Open samanehsan opened 5 years ago
@samanehsan do you think that there will be general processing that is uniform across different types of feature barcode use or if different assay types will have different solutions.
Are there assays where feature barcodes might or might not be used?
I see the goal of ensuring that we can know when feature barcodes will be used. I am trying to understand if this needs to be encoded independently of other assay labels.
@willrockout I know you have looked at citeseq and have plans for that, how would this work with what you are proposing?
@lauraclarke, the @HumanCellAtlas/pipelines-computational-biologists will be able to answer your questions about feature barcoding!
My limited understanding of feature barcoding is that there are many ways to incorporate and use them, and I think they all impact analysis choices. We plan to do a spike on feature barcoding pipelines next Q and would have more info then. But hopefully someone tagged in Saman's comment can provide more insight.
In the short-term we aim to support V3 without feature barcodes, so we need to make sure that we can differentiate datasets with and with out them so a boolean flag is appropriate. I have not looked into the V3 feature barcoding sufficiently to be able to say if further metadata information will be required to be provided in the case where feature barcodes are enabled. A spike is required.

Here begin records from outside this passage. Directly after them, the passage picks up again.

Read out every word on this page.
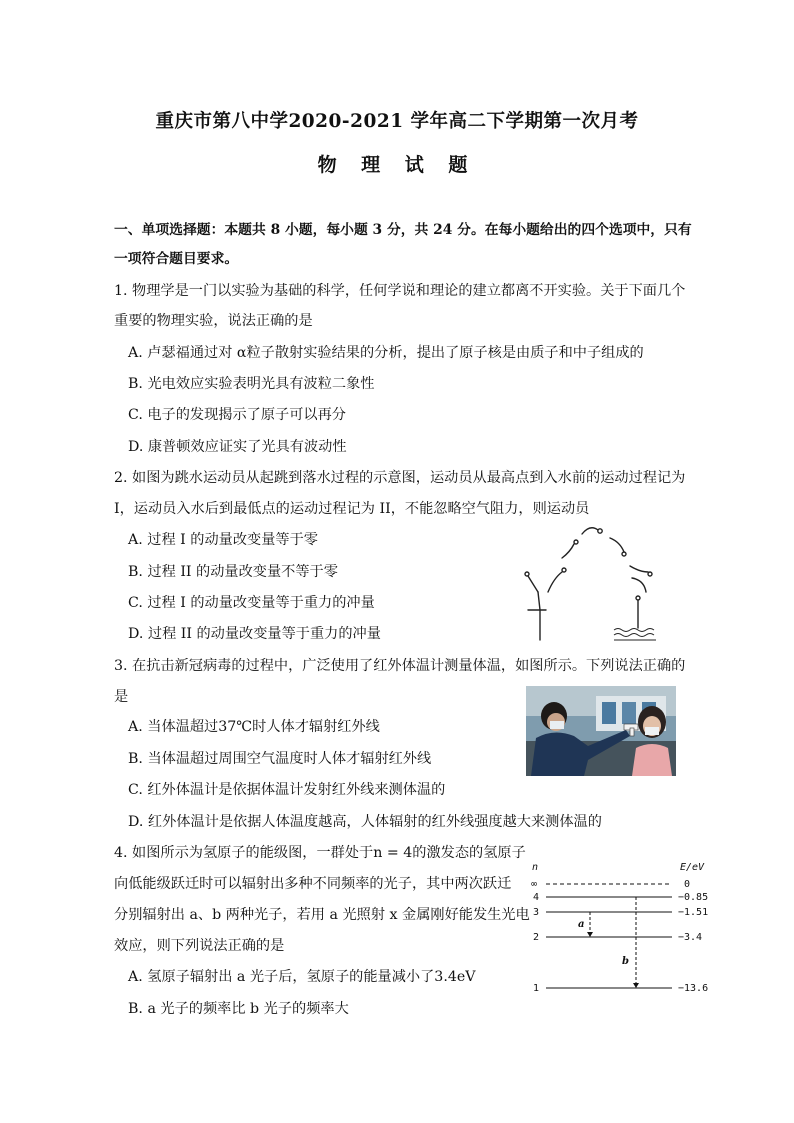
重庆市第八中学2020-2021 学年高二下学期第一次月考
物 理 试 题
一、单项选择题：本题共 8 小题，每小题 3 分，共 24 分。在每小题给出的四个选项中，只有
一项符合题目要求。
1. 物理学是一门以实验为基础的科学，任何学说和理论的建立都离不开实验。关于下面几个
重要的物理实验，说法正确的是
A. 卢瑟福通过对 α粒子散射实验结果的分析，提出了原子核是由质子和中子组成的
B. 光电效应实验表明光具有波粒二象性
C. 电子的发现揭示了原子可以再分
D. 康普顿效应证实了光具有波动性
2. 如图为跳水运动员从起跳到落水过程的示意图，运动员从最高点到入水前的运动过程记为
I，运动员入水后到最低点的运动过程记为 II，不能忽略空气阻力，则运动员
A. 过程 I 的动量改变量等于零
B. 过程 II 的动量改变量不等于零
C. 过程 I 的动量改变量等于重力的冲量
D. 过程 II 的动量改变量等于重力的冲量
3. 在抗击新冠病毒的过程中，广泛使用了红外体温计测量体温，如图所示。下列说法正确的
是
A. 当体温超过37℃时人体才辐射红外线
B. 当体温超过周围空气温度时人体才辐射红外线
C. 红外体温计是依据体温计发射红外线来测体温的
D. 红外体温计是依据人体温度越高，人体辐射的红外线强度越大来测体温的
4. 如图所示为氢原子的能级图，一群处于n = 4的激发态的氢原子
向低能级跃迁时可以辐射出多种不同频率的光子，其中两次跃迁
分别辐射出 a、b 两种光子，若用 a 光照射 x 金属刚好能发生光电
效应，则下列说法正确的是
A. 氢原子辐射出 a 光子后，氢原子的能量减小了3.4eV
B. a 光子的频率比 b 光子的频率大
n	E/eV
∞	0
4	−0.85
3	−1.51
2	−3.4
1	−13.6
a
b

This sounds like it would be a good topic for a metadata call.
If a general feature barcoding tag is useful I am very happy to add it but I am trying to understand if actually the majority of uses of feature barcoding will be handled differently then specific labels for the specific type of feature barcoding might be a better solution than a blank boolean field
As a specific example right now, you avoid analysing the cite-seq dataset as that is the label in the library construction approach
It might be better to make sure that specific library construction approaches which use a particular feature barcoding strategy that needs a specialist pipeline explicitly list it in library construction on elsewhere rather than with a binary flag and defaulting to library construction 10x v3 because a 10x v3 machine was used
If I understand you correctly, I agree that having the presence or absence of feature barcodes (FBs) in the library construction tag might be a better approach.
I don't have a preference as long as we can clearly differentiate the libraries that don't use Feature Barcoding. One thing I would urge however, if we go down this path, is to make sure that we avoid a generic tag like "V3" as it will be unclear what this is and users will select it with different assumptions (i.e. some "V3" tagged datasets with have FB and some not). We want something like "V3 no feature barcodes" and "V3 with feature barcodes" or something along those lines.
Hope this is clear, happy to jump into a call if clarification is required.
Also wanted to note that 10X V3 chemistry does not required (to the best of my knowledge) a different instrument version, just a different kit.
Could the current barcodes module that be utilised? https://github.com/HumanCellAtlas/metadata-schema/blob/master/json_schema/module/process/sequencing/barcode.json
Could the current barcodes module that be utilised? https://github.com/HumanCellAtlas/metadata-schema/blob/master/json_schema/module/process/sequencing/barcode.json
I wasn't on the call but I think that was what @willrockout was thinking about for cite-seq
So perhaps the presence of one of those fields could be used as a definitive declaration of presence or absence of barcodes
I don't know about the existing representation of the barcodes and I would like to learn more. However features barcodes are very different in their use to library barcodes or cell barcodes so would generally not expect the same representation to work unless very general.
This module is actually for imaging barcodes
@lauraclarke no it's for sequencing barcodes. It's the metadata you need to locate the barcodes. As Nick says currently used for cell and umi barcodes. Basically three fields: barcode_read barcode_offset barcode_length
so using this would give you:
feature.barcode_read feature.barcode_offset feature.barcode_length
Presence/absence of feature.barcode_read in addition to library construction 10x v3 would tell you if the pipeline needs to look for barcodes. Then the other two tell you where to look (although this would be standard for 10x I guess)
For which schema is a change/update being suggested?
I'm not sure which schema would be appropriate here
What should the change/update be?
I would like to add a new field that indicates whether feature barcodes were used for a 10x v3 sequencing assay.
Why is the change requested?
Whether or not a 10x v3 sequencing experiments uses feature barcoding will impact how the data is analyzed, so that information needs to be captured in the metadata.